A big part of the post-Apartheid business landscape is affirmative action and the various laws that accompany it. Black Economic Empowerment (BEE) is a program of affirmative action launched by the South African government in 2003 to give more employment opportunities for non-white population groups that were previously disadvantaged. According to BEE businesses are rated according to a score card including Ownership, Management Control, Employment Equity, Socio-Economic Development, Skills Development, Enterprise Development and Preferential Procurement. Failure to reach a minimum of 40% leads to penalties for businesses. Businesses with less than a 5 million Rand turnover are exempt from BEE. In South Africa almost everything is closed from mid-December to mid-January, as this is when most people go on vacation. This should be taken into consideration when planning a business trip.
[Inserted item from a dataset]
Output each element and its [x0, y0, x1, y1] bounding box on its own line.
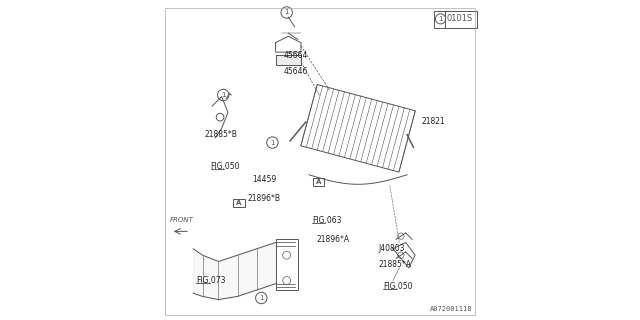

Relocation and Expat Advice
Popular cities for expats are Cape Town and Johannesburg. Both cities have many opportunities and are generally very welcoming to foreigners. Depending on the visitor’s nationality they may or may not need a visa, for example citizens of the USA and Great Britain do not need a visa when visiting South Africa for 90 days or less. The full list of visa exempt countries is on the South African Department of Home Affairs website.
For anyone wanting to relocate to South Africa one important thing to be aware of is South Africa’s relatively high crime rate. Good advice would be to stay aware of your surroundings and expensive objects shouldn’t be flaunted in the open. Walking around at night alone isn’t recommended either.
Non-residents looking to settle permanently will have to apply for a permanent residence permit, and applicants do not need to have had held a previous visa. There are seven types of permanent residence applications: Relatives Permanent Residence Permit, Spousal Permanent Residence Permit, Five Years Continuous Work Residence Permit, Critical Skills Residence Permit, Business Permanent Residence Permit, Retirement Permanent Residence Permit, and Financially Independent Residence Permit. If successful you’ll have to be present in South Africa every three years to renew it. After five years an expatriate will become a full resident in regard to taxes and will be liable to pay tax on all of the income that they earn, in and outside of the country.
Healthcare in South Africa is divided between state and private, with state hospitals being very cheap (payment depends on how much the patient can afford) but chronically understaffed and overcrowded, whereas private hospitals are very modern but relatively expensive. Most visitors to South Africa rent a car as the country has an extensive road network, but not such a convenient public transport infrastructure. The Gautrain is an exception to this rule though, and the modern train line is a fast and easy way to travel between Pretoria and Johannesburg.